Why It Matters: Demonstrates "Automated Agent Systems" capability. It shows I can build the primitives needed to let AI safely operate on production systems.
OpenAI / Storage
The Problem: Databases are black boxes. Engineers often treat them as magic. This leads to poor schema design and indexing choices.
The Solution: A C++ implementation of a Log-Structured Merge-Tree (the engine behind RocksDB/Cassandra). Implements MemTables, Write-Ahead Logs (WAL), and SSTable compaction.
Why It Matters: Demonstrates "Systems Programming" and "Storage" expertise.
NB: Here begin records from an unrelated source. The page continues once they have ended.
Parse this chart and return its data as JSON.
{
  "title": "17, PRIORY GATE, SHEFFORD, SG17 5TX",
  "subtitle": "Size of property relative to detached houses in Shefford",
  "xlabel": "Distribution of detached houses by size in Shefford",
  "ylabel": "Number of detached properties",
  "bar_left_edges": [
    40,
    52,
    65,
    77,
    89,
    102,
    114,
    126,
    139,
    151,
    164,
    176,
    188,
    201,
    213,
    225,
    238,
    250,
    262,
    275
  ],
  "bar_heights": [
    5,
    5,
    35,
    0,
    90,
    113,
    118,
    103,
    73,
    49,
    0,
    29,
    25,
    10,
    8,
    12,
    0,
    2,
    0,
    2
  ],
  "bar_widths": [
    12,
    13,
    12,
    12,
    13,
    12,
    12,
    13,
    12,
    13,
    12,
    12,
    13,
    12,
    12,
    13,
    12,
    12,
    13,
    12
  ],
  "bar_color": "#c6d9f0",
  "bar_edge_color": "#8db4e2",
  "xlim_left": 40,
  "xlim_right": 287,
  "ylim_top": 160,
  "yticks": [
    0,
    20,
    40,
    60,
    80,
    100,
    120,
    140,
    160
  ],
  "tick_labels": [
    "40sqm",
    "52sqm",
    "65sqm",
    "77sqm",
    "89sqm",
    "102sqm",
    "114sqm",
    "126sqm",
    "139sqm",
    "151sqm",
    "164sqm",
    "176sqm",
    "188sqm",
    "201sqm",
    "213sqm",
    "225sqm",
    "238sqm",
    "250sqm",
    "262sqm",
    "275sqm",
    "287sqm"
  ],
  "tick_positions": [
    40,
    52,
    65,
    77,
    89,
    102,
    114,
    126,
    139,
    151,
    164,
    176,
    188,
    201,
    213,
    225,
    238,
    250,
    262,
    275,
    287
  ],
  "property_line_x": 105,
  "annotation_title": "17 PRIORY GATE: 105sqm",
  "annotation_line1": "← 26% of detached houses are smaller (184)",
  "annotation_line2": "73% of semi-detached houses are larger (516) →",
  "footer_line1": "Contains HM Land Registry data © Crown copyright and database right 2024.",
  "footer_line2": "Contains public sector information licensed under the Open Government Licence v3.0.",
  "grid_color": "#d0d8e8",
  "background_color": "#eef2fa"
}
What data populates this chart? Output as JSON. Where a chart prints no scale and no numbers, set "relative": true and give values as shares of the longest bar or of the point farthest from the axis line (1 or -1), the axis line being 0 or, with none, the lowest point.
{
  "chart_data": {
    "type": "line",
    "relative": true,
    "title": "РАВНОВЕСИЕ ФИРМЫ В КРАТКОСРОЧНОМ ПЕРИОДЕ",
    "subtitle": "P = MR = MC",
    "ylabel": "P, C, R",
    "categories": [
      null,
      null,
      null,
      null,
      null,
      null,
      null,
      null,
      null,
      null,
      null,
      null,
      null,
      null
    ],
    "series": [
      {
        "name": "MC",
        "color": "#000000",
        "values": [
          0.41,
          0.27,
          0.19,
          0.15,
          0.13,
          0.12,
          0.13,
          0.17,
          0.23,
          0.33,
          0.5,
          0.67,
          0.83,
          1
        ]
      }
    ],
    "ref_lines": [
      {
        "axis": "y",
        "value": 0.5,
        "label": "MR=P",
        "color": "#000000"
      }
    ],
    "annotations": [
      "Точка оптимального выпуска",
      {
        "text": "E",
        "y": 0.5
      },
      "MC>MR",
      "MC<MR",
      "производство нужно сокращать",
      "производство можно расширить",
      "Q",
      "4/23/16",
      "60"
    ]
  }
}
Proving I can build the database, not just query it.
The Problem: Critical data (like financial transactions) cannot be lost, even if a data center goes down.
The Solution: A distributed log service in Go. It implements leader election and replicates logs to follower nodes before acknowledging the client. It handles crash recovery by replaying logs.
Why It Matters: Directly targets "Reliability" and "Distributed Systems" requirements. It shows understanding of Consensus and Durability.